Le groupe de pays dirigé par la France estime que l'ESA doit acquérir une totale indépendance pour emmener des êtres humains dans l'espace et ne pas dépendre des États-Unis qui, avec la Russie et la Chine, disposent de lanceurs habités, ce que l'Inde réalisera bientôt. Belló a déclaré que "si nous nous présentons, nous serons les cinquièmes", avant d'ajouter que "si nous ne nous présentons pas, nous pourrions être les derniers".
Mais il y a au moins trois questions de la plus haute importance qui provoquent des désaccords majeurs entre les nations de l'ESA : avoir une autonomie pour l'exploration humaine de l'espace, développer un lanceur réutilisable, et financer l'exploitation de la future Ariane 6 avec 350 millions par an d'aides publiques pour la rendre compétitive.

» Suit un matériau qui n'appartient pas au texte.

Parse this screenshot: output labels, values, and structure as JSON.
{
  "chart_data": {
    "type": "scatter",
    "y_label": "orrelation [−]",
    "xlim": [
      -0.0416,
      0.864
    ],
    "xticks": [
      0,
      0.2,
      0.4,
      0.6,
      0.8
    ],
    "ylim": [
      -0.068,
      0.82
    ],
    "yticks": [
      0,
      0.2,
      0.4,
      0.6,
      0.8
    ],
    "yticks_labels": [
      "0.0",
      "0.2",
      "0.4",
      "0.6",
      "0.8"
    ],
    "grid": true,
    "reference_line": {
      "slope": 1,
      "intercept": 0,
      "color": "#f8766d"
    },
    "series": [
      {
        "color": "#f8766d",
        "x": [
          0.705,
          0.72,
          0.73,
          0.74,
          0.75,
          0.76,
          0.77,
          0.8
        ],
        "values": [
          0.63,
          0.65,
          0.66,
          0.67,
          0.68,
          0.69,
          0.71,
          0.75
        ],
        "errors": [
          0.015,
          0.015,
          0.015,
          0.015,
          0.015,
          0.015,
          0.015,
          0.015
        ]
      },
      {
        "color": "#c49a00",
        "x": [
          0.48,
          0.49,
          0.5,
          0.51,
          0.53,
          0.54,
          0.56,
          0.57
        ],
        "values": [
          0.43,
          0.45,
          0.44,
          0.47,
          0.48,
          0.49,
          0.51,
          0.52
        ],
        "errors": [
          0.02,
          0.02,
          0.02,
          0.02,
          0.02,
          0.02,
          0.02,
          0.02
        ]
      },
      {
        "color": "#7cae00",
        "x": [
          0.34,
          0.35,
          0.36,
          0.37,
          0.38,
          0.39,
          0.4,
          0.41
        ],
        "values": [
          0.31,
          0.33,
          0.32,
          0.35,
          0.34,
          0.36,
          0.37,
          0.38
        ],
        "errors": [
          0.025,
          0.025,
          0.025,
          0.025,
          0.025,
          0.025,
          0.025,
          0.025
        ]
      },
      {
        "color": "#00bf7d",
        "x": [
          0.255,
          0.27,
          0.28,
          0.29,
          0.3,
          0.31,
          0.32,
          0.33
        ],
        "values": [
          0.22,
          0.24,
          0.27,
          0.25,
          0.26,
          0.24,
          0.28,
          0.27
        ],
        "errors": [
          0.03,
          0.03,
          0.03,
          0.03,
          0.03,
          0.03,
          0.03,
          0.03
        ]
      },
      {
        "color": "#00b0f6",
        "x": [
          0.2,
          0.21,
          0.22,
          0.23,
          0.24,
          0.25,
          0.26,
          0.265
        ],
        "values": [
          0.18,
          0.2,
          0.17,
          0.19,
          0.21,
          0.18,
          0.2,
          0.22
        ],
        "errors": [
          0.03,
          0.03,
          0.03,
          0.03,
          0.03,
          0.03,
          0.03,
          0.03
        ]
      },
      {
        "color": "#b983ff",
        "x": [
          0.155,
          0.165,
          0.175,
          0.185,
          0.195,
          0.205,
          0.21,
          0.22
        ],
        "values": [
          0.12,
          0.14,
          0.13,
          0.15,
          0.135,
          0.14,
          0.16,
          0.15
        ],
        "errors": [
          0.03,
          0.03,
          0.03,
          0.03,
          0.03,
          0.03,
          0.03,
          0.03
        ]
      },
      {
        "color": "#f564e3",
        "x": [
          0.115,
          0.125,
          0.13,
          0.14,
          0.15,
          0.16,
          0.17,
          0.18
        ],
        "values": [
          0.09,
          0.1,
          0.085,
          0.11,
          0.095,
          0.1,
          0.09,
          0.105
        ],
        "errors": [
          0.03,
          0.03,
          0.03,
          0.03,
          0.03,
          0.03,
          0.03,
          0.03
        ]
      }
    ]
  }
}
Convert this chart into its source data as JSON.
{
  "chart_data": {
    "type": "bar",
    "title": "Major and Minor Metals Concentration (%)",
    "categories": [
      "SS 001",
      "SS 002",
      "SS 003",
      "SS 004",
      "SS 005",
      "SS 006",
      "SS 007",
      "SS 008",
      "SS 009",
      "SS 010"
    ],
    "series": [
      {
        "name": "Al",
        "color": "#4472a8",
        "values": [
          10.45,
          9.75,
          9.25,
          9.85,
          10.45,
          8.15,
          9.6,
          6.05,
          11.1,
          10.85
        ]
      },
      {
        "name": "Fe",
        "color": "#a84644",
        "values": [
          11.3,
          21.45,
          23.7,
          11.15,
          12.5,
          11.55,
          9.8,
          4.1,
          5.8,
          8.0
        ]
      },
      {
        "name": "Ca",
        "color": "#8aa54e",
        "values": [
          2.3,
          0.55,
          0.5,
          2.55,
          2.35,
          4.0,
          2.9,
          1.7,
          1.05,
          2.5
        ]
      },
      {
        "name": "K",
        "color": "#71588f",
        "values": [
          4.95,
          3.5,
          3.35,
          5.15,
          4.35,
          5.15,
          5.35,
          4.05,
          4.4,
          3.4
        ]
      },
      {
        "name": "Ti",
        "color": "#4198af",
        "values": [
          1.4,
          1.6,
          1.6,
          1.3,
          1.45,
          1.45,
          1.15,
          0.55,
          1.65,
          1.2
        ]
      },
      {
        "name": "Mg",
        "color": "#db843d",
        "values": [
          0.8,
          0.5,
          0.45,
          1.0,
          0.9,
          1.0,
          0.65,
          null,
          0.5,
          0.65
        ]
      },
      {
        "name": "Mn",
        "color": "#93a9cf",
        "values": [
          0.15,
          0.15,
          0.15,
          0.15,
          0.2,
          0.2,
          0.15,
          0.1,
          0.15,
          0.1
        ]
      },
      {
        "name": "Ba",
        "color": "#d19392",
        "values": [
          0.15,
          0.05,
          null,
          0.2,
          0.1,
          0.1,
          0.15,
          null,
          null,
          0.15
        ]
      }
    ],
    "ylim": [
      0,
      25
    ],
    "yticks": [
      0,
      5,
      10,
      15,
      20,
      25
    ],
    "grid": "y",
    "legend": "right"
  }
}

Dans ce dernier cas, le bénéficiaire serait ArianeGroup, la société française maître d'œuvre de la fusée, dont le premier décollage a pris plus de trois ans de retard.

L'Allemagne et la France, deux intérêts spatiaux différents
Le directeur exécutif de l'ESA affirme que l'ESA "doit s'engager sur la voie de l'exploration humaine du cosmos". La position de l'Espagne est de "soutenir, parce qu'il y a un coût d'opportunité que nous ne pouvons pas perdre". De plus, il souhaite "que l'on dise que c'est le sommet de Séville qui a marqué le début des vols habités en Europe". Mais Miguel Belló et Diana Morant sont conscients que "ce n'est pas facile".

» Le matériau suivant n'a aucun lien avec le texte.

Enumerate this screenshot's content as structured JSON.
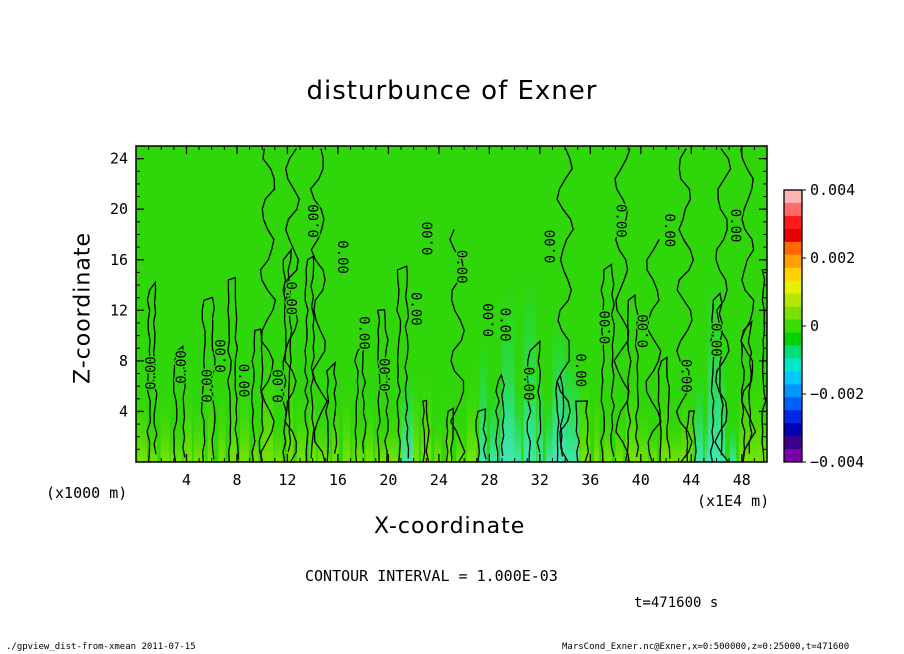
{
  "chart_data": {
    "type": "heatmap",
    "title": "disturbunce of Exner",
    "xlabel": "X-coordinate",
    "ylabel": "Z-coordinate",
    "x_unit_label": "(x1000 m)",
    "x_scale_label": "(x1E4 m)",
    "xlim": [
      0,
      50
    ],
    "ylim": [
      0,
      25
    ],
    "x_ticks": [
      "4",
      "8",
      "12",
      "16",
      "20",
      "24",
      "28",
      "32",
      "36",
      "40",
      "44",
      "48"
    ],
    "y_ticks": [
      "4",
      "8",
      "12",
      "16",
      "20",
      "24"
    ],
    "colorbar": {
      "range": [
        -0.004,
        0.004
      ],
      "tick_labels": [
        "0.004",
        "0.002",
        "0",
        "−0.002",
        "−0.004"
      ],
      "colors": [
        "#ffb3b3",
        "#ff6b6b",
        "#ff1a1a",
        "#e60000",
        "#ff6a00",
        "#ffa000",
        "#ffd200",
        "#e6f000",
        "#b4e600",
        "#78e100",
        "#3cdc00",
        "#00d200",
        "#00dc78",
        "#00e6c8",
        "#00c8ff",
        "#0096ff",
        "#0060ff",
        "#0028e6",
        "#0000b4",
        "#3c008c",
        "#7a00a8"
      ]
    },
    "contour_interval": "CONTOUR INTERVAL = 1.000E-03",
    "contour_label": "0.00",
    "contour_label_count": 26,
    "time_label": "t=471600 s",
    "field_description": "Mostly near-zero disturbance (green); vertical plumes of small positive values (yellow-green) near surface and small negative values (cyan) around x=28-34 and x=44-47"
  },
  "footer": {
    "left": "./gpview_dist-from-xmean  2011-07-15",
    "right": "MarsCond_Exner.nc@Exner,x=0:500000,z=0:25000,t=471600"
  }
}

En tant que représentant espagnol au sein de l'organe directeur de l'ESA, Belló sait que les gouvernements du chancelier allemand Olaf Scholz, du président français Emmanuel Macron et du Premier ministre italien Giorgia Meloni donnent le ton à l'agence européenne. Il est conscient que "certaines nations ont des priorités différentes, par exemple l'aide à l'Ukraine". D'autres sont "distraits par des questions nationales".

L'Allemagne n'est pas prête à s'engager dans une course à l'espace qui impliquerait des dépenses de plusieurs milliards d'euros sur plusieurs décennies. La coordinatrice du gouvernement fédéral pour la politique aérospatiale à partir de 2022, Anna Christmann, membre du Bundestag, est plus favorable à l'affectation de ressources au développement d'un lanceur réutilisable.
Christmann et son agence DLR dirigent le groupe de nations qui veulent s'attaquer à l'Américain Elon Musk et à sa fusée Falcon 9, qui se taille la part du lion sur le marché mondial des lancements. L'Ariane 5 n'existe plus, l'Ariane 6 volera au plus tôt à la mi-2024, et la petite Vega a des problèmes qui la laissent clouée au sol. L'Allemagne pense déjà à Ariane 7 et se bat pour que son industrie puisse participer à son développement, avec des entreprises telles que OHB, Isar Aerospace et RFA. Mais il est peu probable qu'un accord soit conclu à Séville.

La réunion des ministres de l'Espace de l'UE n'a pas manqué, avec la présence du commissaire au marché intérieur Thierry Breton, alma mater de la constellation de communications sécurisées IRIS2. Les discours porteront sur les menaces qui pèsent sur les réseaux de transmission par satellite des pays européens. "Nous sommes attaqués et nous devons nous assurer que nos systèmes spatiaux sont résistants et peuvent être maintenus en toute sécurité".
Enfin, le sommet conjoint UE-ESA. Il portera sur l'importance des observations et des mesures spatiales pour le changement climatique. Et sur les possibilités offertes par la constellation Copernicus, qui appartient à l'UE mais dont les satellites sont développés par l'ESA. Une nouvelle génération est en cours et le problème est de la mettre en orbite à cause de la prolifération des débris spatiaux.